Aged just 22, Spieth has already established a reputation for his remarkable composure when competing and that is what made his Masters meltdown even more astonishing.
The American young gun had stormed five strokes ahead with just nine holes to play in his title defense at the year’s first major but stunningly ran up a quadruple-bogey at the par-three 12th as he threw away the coveted Green Jacket.
Spieth himself believes that he has put the nightmare experience behind him, with the help of family and close friends, but acknowledges that he will remain under that particular spotlight at least until next year’s Masters.
“Part of it, I got over quickly,” Spieth said at last week’s Memorial tournament where he tied for 57th. “It will continue to be mentioned, maybe until we have a chance to win and win the Masters again. Something like that will always stick around.
“But (the Colonial tournament) was really nice. It was only our third tournament back, and that, I think, says a lot about our team that we were able to kind of brush aside and really perform under pressure.
“And a higher pressure knowing that the last time you were under that pressure, you didn’t quite pull it off, and it was on golf’s biggest stage. So obviously it sticks with you, makes next time that much harder.”
MOTIVATION THE KEY
Mental game expert Dr. Joe Parent, who helped major winners Vijay Singh and Cristie Kerr reach top spot in the world rankings, fully expects Spieth to thrive at Oakmont in his first major since the Masters.
“I believe he will be highly motivated to win the U.S. Open,” Parent told Reuters. “One of his rules is: ‘There’s always more work to be done.’ And even Jack Nicklaus talked about Spieth’s Masters experience not being so bad for him.
“What happened to him at Augusta National during that final round will motivate and fire him up at Oakmont.

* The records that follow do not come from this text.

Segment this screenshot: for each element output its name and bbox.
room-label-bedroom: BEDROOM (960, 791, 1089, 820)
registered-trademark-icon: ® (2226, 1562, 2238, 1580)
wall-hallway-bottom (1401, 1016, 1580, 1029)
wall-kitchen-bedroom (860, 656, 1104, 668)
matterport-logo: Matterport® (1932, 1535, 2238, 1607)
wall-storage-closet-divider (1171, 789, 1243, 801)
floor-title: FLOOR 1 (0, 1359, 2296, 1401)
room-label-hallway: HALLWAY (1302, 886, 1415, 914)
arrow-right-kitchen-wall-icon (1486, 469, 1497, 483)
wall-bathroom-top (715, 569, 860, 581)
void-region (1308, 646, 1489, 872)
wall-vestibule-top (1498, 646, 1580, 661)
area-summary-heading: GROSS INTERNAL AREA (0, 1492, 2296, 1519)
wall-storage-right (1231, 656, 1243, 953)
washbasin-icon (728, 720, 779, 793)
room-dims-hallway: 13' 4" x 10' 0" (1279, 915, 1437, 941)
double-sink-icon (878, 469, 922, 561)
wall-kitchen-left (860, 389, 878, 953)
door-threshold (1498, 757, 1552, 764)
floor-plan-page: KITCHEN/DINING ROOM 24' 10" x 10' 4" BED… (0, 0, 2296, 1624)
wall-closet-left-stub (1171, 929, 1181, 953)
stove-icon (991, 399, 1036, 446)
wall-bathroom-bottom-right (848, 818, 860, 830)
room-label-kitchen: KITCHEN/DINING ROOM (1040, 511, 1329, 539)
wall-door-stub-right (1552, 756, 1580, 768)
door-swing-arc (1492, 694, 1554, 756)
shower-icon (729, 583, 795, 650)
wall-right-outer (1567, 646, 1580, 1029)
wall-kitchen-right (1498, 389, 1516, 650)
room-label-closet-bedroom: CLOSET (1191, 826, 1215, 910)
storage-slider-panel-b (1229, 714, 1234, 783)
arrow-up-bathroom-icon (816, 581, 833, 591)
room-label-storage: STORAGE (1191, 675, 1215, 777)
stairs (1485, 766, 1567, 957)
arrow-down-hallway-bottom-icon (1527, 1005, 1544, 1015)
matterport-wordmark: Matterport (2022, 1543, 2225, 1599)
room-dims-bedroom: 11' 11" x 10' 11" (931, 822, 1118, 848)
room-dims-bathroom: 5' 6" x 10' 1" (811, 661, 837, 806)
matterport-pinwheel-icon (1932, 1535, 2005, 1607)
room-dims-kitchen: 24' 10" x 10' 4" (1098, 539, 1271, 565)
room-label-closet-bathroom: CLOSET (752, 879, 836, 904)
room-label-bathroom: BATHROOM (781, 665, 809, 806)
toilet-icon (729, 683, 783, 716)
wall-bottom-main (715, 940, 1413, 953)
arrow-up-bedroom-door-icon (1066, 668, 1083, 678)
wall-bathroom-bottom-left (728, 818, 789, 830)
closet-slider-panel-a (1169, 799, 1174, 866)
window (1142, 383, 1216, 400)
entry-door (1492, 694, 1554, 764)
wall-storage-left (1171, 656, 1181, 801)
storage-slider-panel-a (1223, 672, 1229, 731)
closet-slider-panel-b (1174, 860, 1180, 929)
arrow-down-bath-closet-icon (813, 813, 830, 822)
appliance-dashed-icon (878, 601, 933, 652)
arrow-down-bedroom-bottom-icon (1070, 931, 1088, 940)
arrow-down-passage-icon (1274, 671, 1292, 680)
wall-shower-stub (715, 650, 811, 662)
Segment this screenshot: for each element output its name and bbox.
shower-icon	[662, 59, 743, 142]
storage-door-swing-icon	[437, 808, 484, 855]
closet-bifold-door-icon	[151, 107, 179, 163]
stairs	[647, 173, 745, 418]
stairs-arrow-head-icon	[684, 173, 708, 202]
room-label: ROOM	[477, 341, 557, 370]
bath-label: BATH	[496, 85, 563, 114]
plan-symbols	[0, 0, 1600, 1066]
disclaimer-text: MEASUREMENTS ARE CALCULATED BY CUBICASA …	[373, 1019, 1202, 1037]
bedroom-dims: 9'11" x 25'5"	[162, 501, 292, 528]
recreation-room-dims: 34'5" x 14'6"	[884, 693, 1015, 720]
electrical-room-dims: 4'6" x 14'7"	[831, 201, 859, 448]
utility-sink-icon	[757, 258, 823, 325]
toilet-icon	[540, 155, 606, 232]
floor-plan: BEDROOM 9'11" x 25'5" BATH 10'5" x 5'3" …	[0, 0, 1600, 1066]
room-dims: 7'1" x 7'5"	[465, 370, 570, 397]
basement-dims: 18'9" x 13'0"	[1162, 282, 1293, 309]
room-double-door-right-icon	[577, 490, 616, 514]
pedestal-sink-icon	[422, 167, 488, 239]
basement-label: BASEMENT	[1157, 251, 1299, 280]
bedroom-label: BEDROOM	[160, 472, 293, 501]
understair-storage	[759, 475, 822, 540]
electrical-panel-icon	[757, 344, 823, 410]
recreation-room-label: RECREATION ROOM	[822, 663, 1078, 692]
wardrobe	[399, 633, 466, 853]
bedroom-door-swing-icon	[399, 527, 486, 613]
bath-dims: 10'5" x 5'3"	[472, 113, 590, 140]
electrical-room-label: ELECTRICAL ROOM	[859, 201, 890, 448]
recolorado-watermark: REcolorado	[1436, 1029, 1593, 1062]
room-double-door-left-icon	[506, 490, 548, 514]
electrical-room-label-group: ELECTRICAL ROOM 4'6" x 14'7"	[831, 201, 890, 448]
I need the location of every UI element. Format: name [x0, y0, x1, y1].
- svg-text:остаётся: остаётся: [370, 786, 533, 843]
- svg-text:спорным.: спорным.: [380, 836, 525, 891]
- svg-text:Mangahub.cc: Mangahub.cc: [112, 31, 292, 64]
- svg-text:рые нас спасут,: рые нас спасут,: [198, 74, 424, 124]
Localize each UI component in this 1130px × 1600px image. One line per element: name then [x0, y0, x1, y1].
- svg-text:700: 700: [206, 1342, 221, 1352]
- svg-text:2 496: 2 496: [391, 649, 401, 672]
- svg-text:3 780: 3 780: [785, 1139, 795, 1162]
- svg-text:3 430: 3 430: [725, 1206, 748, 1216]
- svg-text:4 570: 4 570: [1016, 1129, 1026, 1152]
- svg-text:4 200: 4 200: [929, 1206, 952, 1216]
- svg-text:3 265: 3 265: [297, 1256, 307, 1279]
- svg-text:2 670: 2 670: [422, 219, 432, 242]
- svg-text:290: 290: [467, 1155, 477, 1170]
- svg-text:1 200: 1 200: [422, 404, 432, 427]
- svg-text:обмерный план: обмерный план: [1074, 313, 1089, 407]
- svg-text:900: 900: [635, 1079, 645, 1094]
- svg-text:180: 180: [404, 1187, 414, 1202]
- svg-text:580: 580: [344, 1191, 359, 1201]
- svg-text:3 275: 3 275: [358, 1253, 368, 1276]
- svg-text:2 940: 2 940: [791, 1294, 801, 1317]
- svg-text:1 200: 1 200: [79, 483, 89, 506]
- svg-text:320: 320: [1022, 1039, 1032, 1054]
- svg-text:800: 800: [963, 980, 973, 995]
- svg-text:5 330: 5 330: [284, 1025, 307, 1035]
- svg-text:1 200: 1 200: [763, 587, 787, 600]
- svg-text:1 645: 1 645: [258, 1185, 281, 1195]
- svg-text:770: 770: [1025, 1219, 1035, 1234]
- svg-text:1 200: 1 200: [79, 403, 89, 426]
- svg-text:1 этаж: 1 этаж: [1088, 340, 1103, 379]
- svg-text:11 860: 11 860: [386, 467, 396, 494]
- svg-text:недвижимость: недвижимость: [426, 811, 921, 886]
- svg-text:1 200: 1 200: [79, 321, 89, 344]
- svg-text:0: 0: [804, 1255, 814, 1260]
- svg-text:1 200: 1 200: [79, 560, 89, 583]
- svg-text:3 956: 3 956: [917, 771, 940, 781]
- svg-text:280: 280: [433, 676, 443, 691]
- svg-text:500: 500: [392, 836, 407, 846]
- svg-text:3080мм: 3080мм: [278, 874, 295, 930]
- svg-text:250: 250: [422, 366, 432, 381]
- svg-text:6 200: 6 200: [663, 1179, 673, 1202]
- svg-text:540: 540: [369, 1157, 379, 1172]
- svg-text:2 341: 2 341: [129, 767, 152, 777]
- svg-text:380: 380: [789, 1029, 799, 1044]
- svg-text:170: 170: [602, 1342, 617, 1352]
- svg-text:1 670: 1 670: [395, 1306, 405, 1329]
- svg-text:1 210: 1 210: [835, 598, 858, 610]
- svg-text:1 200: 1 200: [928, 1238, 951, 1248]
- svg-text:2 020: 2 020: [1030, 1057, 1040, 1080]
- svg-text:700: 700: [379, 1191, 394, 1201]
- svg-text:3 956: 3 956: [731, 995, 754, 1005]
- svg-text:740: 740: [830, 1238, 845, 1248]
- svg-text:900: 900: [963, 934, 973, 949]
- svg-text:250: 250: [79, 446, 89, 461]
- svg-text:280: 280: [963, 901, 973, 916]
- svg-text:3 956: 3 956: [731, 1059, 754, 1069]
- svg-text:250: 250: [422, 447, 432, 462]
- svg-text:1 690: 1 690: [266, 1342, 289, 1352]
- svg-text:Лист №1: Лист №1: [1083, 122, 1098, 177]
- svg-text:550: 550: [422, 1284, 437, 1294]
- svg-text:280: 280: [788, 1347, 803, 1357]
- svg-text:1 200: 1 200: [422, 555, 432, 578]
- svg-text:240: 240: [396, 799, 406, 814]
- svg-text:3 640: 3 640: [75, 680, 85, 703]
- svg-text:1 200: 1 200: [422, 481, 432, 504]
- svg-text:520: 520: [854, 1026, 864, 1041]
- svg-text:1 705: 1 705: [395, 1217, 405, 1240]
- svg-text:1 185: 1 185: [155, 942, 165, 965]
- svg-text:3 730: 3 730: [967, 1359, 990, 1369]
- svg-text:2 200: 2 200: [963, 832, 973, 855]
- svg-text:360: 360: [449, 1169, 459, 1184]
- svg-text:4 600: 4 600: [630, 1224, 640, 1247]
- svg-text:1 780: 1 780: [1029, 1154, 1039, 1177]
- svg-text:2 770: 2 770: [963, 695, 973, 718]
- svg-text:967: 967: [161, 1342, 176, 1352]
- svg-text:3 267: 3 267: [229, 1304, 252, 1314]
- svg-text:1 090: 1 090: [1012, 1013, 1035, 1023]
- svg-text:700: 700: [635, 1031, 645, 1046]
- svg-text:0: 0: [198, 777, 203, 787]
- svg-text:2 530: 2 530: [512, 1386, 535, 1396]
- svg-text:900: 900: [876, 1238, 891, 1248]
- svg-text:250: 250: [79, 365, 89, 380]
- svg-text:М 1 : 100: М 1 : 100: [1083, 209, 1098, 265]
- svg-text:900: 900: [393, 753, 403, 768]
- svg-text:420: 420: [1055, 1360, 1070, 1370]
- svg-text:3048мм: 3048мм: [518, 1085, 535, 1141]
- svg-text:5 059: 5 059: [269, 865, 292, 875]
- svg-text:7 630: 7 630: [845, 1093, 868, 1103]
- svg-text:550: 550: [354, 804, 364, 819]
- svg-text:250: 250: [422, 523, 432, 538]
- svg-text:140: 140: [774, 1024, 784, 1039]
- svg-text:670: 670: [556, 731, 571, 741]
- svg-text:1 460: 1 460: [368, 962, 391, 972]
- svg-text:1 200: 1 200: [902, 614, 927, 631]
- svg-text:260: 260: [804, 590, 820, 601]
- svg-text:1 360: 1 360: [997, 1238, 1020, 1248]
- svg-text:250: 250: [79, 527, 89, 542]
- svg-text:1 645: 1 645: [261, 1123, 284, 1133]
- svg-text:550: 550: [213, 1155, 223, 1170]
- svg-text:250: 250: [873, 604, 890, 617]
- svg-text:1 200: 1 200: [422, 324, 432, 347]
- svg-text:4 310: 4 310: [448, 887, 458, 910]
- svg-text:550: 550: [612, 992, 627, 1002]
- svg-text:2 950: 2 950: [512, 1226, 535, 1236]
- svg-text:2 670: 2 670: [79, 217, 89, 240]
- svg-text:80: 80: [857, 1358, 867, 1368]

And Jordan himself said “I never want to feel the way I did at the Masters, after the round, again.’
“Lest we forget, Jordan had a similar lapse in the 2014 Masters, and yet he came back to win the next year in record fashion.”
Two years ago, Spieth birdied four of the first seven holes in the Masters final round to lead by two shots but then faltered with three bogeys around the turn before finishing three strokes behind winner Bubba Watson.
“It stings right now,” Spieth said at the time. “I had it in my hands and I could have gone forward with it and I just didn’t quite make the putts. I feel like I’m ready to win. It’s just a matter of time. I’ll be back, and I can’t wait to be back.”
Spieth certainly did get back at Augusta National, clinching his first major title at last year’s Masters with a stunning wire-to-wire victory by four shots as he matched Tiger Woods’ tournament record low of 18-under 270 for 72 holes.
“And Rory McIlroy blew a similar lead starting the back nine in the 2011 Masters, and came back to win the very next major, the U.S. Open at Congressional, in record fashion,” said Parent, citing another recent ‘rebound’ example in the majors.
Northern Ireland’s McIlroy was four ahead going into the final round of the 2011 Masters and one stroke clear with nine holes to play before he tumbled out of contention to close with an eight-over 80.
In his very next major start, however, he landed his maiden grand slam crown with an eight-shot triumph at the U.S. Open where he posted a tournament record total of 16-under 268.